July 19, 2011
Fellow Pilots:
As most of you are aware, the US Airways pilots have been subject to a far-ranging assault on our right to communicate with one another concerning our collective interests. Pilot terminations have escalated, the USAPA Safety Committee Chairman has been threatened with termination in response to insistence that the Company maintain a safe working environment, and newly-installed video cameras in the crew rooms, which were supposedly installed to deter theft, are instead being used to monitor your actions and conversations - as we suspected they would be.
Most recently, the Company has issued a new directive that seeks to eliminate the use of union lanyards as part of a new ID holder policy. In the context of recent events, the new policy must be viewed as a further assault on our statutory rights.
The Railway Labor Act, in many respects, is less supportive of employee rights than its National Labor Relations Act counterpart. Nevertheless, with respect to union-related communications it has been held that the RLA "does not offer any less protection than the NLRA..." Hurley v. Horizon Air Industries, Inc., 613 F. Supp. 2d 1229, 1232 (W.D. Wash. 2009); Skywest Pilots ALPA Organizing Committee v. Skywest Airlines, Inc. 182 L.R.R.M. 2485 (N.D. Calif. 2007).
Even in the RLA context, it has been specifically held that:
[E]mployees have the right to visibly demonstrate their support [of] ... a particular bargaining representative absent some exceptional reason for curtailing such expression.
Adams v. Federal Express Corp., 470 F. Supp. 1356, 1362-63 (W.D. Tenn. 1979), aff'd, 654 F.2d 452 (6th Cir. 1981).
In our view, there is no "exceptional reason" that would justify the Company's ID holder policy, and I have indicated this in a response to US Airways COO Robert Isom, which is available on the USAPA web site and attached to this letter. We consider the new policy to be simply a component of a policy of intimidation, undermining union activities, and subordinating safe operations to corporate profit.
The lanyards are a symbol of our solidarity toward our safety campaign, and Management knows that. They may well be able to strip us of the symbol temporarily until the matter can be litigated, but they have no way to strip us of the solidarity. Their feeble and transparent attempt to do so is but one more illustration of just how clueless they are in the field of employee motivational tools. Exactly what was the last act by our management that demonstrated any positive motivation of the employees? They know of no other way but to focus on the negative. The former East pilot managers, led by Ed Bular, are clearly under a great deal of pressure to keep you under Management's thumb. Bular's promises to his Tempe masters are now showing all signs of failure. The lanyards issue is but one more example of why they really have no business running this company; it is obvious to everyone but themselves. They want to fight over a symbol of a safety campaign? Really? To truly prove who is right and who is wrong about the lanyards, we will have to litigate yet another matter. And to do so we have incorporated the matter into our status quo filing in the eastern District of New York.

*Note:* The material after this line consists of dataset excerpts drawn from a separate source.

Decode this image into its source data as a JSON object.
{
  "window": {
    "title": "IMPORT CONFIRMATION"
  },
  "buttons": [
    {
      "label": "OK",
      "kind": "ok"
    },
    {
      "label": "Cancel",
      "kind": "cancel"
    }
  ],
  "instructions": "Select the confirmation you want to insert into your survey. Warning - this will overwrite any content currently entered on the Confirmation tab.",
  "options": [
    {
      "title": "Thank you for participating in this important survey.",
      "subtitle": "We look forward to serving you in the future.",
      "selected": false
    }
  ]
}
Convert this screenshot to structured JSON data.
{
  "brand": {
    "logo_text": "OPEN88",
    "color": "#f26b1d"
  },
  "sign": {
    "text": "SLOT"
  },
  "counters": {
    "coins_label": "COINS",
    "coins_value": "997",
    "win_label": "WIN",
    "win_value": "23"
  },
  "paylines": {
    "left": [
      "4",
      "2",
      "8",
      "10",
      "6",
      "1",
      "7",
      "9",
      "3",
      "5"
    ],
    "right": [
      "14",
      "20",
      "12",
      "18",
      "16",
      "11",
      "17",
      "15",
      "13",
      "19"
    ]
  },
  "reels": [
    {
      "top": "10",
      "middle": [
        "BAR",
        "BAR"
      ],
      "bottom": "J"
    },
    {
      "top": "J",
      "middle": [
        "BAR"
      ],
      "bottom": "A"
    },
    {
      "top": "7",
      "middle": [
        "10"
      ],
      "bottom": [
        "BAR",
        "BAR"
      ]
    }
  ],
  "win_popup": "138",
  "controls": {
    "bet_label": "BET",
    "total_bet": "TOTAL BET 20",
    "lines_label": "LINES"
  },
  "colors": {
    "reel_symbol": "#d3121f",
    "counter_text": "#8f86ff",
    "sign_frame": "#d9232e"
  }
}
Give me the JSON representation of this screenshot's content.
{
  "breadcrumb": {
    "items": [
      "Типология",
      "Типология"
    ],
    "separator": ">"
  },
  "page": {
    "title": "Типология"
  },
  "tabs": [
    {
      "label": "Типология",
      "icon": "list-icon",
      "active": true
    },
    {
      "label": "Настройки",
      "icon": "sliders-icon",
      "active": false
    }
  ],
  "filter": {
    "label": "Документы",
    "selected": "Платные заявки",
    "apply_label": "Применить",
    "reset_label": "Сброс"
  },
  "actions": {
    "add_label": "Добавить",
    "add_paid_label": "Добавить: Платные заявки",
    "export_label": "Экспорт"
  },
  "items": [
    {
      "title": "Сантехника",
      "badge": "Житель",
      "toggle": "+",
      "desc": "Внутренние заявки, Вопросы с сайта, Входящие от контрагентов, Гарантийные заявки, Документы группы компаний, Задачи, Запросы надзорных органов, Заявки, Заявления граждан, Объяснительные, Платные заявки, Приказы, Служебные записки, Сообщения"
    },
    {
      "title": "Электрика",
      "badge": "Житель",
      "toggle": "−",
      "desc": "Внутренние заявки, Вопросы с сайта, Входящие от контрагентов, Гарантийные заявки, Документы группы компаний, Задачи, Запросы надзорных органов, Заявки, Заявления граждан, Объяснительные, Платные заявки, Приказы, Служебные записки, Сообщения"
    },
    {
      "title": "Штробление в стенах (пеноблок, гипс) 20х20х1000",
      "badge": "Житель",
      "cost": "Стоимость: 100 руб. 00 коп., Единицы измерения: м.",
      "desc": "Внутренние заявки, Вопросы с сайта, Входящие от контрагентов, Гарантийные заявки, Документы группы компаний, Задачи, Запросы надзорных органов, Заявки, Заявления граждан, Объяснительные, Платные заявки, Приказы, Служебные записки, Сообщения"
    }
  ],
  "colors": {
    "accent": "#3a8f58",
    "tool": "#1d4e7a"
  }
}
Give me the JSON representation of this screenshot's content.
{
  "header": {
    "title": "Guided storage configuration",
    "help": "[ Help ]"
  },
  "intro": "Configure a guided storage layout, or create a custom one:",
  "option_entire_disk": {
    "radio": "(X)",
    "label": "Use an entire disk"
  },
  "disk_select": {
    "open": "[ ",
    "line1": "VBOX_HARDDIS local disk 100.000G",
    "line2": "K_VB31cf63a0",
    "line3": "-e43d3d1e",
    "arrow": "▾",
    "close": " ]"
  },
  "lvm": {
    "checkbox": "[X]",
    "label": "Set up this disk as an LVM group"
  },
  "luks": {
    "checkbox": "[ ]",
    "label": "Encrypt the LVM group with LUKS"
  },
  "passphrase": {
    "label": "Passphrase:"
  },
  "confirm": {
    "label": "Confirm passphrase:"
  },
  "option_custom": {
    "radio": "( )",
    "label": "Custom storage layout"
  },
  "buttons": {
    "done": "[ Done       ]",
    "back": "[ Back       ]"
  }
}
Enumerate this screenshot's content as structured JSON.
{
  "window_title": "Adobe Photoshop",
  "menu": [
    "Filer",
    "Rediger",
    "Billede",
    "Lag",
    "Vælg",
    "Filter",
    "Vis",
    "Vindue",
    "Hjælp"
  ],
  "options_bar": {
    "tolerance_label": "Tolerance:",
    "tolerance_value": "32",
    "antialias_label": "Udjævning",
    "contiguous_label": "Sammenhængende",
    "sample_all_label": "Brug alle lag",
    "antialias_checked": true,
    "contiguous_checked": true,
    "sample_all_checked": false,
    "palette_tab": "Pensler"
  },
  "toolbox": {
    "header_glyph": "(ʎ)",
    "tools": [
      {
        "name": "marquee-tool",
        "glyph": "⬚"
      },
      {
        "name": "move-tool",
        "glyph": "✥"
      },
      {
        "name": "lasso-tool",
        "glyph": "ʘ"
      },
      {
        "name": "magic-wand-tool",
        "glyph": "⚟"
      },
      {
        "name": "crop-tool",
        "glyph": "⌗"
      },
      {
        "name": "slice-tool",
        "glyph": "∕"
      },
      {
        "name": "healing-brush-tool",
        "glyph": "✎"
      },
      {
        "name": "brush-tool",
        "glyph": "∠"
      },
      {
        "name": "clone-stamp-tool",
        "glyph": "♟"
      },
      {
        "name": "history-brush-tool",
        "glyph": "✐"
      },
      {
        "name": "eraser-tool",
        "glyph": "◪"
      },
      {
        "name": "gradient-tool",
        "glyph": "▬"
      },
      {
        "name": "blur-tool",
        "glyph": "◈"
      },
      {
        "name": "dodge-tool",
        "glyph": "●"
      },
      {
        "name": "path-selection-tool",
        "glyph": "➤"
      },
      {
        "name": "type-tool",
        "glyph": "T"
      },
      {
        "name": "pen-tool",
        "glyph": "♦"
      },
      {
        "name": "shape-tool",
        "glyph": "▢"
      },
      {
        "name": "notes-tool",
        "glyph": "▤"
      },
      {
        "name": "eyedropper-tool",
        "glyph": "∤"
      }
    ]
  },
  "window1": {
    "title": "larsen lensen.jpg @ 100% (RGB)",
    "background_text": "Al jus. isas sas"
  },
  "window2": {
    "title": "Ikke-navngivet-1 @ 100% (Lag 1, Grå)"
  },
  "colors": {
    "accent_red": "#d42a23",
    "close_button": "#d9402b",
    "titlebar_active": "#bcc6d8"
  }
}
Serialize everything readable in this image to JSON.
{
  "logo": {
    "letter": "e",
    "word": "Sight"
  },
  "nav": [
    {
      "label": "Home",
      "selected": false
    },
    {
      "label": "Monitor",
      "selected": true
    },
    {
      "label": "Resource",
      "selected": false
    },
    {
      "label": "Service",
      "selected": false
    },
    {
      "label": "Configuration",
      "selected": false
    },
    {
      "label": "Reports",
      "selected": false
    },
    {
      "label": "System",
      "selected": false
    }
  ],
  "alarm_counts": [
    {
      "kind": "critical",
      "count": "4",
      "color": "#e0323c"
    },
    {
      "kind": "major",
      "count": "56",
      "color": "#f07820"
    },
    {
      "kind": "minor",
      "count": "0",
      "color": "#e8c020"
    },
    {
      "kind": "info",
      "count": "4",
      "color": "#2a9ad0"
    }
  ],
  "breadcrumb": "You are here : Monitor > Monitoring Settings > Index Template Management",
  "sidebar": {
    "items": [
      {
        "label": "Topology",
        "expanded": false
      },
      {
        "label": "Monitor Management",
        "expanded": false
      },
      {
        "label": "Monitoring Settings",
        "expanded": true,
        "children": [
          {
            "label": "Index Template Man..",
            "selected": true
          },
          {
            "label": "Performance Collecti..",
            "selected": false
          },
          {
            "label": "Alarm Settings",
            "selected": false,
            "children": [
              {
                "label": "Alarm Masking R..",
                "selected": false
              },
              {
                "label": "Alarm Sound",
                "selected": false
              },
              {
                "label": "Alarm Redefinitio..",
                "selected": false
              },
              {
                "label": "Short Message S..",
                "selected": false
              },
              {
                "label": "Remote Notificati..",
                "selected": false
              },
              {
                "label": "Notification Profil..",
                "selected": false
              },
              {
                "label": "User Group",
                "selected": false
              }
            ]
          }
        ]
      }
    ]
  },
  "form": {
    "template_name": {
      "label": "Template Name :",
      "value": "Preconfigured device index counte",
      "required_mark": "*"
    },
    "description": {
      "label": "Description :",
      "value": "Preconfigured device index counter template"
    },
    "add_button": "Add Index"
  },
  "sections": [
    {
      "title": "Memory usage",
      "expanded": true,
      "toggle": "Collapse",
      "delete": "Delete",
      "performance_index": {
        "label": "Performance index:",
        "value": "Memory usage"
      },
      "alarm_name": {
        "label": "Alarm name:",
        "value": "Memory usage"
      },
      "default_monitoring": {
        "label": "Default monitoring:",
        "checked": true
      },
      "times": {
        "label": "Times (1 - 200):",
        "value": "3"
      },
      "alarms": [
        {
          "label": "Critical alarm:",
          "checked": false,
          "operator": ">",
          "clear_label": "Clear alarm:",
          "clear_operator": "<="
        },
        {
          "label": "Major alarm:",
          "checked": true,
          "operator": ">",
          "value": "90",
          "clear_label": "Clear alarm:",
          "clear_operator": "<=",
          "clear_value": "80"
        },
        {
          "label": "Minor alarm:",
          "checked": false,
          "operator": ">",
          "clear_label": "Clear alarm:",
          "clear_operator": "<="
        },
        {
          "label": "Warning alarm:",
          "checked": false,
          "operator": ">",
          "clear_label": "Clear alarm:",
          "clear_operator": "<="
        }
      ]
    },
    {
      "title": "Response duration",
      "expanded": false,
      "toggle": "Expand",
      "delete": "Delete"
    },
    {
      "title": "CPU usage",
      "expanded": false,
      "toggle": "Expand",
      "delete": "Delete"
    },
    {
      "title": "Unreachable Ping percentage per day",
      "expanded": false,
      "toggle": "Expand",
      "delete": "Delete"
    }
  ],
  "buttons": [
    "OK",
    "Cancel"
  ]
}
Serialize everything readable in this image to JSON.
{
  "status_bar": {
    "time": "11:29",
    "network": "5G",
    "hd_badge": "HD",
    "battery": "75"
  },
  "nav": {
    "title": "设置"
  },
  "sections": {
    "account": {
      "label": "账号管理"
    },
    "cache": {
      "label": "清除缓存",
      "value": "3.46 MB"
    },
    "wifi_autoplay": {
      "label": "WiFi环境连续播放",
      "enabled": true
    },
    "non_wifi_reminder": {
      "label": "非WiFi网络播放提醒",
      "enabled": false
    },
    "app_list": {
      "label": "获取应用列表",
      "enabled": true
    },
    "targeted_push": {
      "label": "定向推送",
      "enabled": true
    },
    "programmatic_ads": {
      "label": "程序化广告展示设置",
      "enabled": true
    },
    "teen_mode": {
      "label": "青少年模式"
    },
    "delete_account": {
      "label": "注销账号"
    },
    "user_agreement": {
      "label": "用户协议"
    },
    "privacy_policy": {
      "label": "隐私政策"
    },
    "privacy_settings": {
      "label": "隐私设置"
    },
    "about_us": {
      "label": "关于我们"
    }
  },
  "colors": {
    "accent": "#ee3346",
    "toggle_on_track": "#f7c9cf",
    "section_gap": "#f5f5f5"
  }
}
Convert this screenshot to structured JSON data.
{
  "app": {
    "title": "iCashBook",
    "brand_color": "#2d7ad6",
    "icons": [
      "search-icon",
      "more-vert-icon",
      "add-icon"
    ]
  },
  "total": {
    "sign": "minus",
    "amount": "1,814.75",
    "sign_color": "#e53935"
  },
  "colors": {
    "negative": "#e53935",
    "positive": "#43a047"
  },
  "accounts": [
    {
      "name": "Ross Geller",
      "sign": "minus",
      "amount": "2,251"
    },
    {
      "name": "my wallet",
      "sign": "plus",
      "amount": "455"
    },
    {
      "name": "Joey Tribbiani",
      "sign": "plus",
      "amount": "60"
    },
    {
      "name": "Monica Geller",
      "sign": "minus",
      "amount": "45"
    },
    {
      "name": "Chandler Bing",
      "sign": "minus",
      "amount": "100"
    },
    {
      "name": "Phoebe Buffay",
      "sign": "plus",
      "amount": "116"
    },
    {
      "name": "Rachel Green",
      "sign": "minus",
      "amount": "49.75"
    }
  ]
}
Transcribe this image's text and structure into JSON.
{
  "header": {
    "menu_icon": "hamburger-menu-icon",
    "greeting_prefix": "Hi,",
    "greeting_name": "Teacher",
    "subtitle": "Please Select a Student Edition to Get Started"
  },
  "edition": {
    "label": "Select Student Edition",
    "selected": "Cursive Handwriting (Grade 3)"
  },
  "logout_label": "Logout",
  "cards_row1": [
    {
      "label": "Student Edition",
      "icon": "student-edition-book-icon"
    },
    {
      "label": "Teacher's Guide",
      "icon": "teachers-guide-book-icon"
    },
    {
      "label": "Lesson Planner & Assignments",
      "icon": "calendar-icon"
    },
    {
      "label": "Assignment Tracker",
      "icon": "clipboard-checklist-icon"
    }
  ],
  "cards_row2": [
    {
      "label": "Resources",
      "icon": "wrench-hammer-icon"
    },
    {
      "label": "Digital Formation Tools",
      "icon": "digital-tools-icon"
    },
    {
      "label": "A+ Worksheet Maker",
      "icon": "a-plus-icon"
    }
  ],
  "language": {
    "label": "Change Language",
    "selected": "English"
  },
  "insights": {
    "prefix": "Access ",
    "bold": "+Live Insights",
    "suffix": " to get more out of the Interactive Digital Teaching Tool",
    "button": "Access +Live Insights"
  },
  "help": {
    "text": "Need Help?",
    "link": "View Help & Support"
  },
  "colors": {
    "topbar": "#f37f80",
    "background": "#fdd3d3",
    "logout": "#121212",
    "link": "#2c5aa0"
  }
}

The lanyards are a symbol of our solidarity, a fact that they don't like to admit. They cannot take the solidarity, all they can do is admit to you that it bothers them when we think and act together.
We encourage you to continue to wear your union lanyard. If you are directed by management personnel to remove the lanyard, ask him/her exactly what special circumstances justify the Company's demand and whether they object to the message that you are committed to the safe operation of our airplanes. Ask if you are subject to discipline if you fail to remove your union lanyard.
If you are advised that you will be subject to discipline, remove your lanyard rather than subject yourself to the inevitable insubordination charge. Record the date, time, identity of the management representative, and the justification provided (if any) for the demand. Then transmit this information at the earliest opportunity to your Domicile Representatives for inclusion into the litigation.
As the Company persists in its anti-union conduct, we are taking the appropriate legal action to protect your rights by including this most recent abrogation in our Complaint that was filed in the Eastern District of NY alleging violations of the status quo provisions of the Railway Labor Act, and the intimidation of our members for asserting the most basic of rights.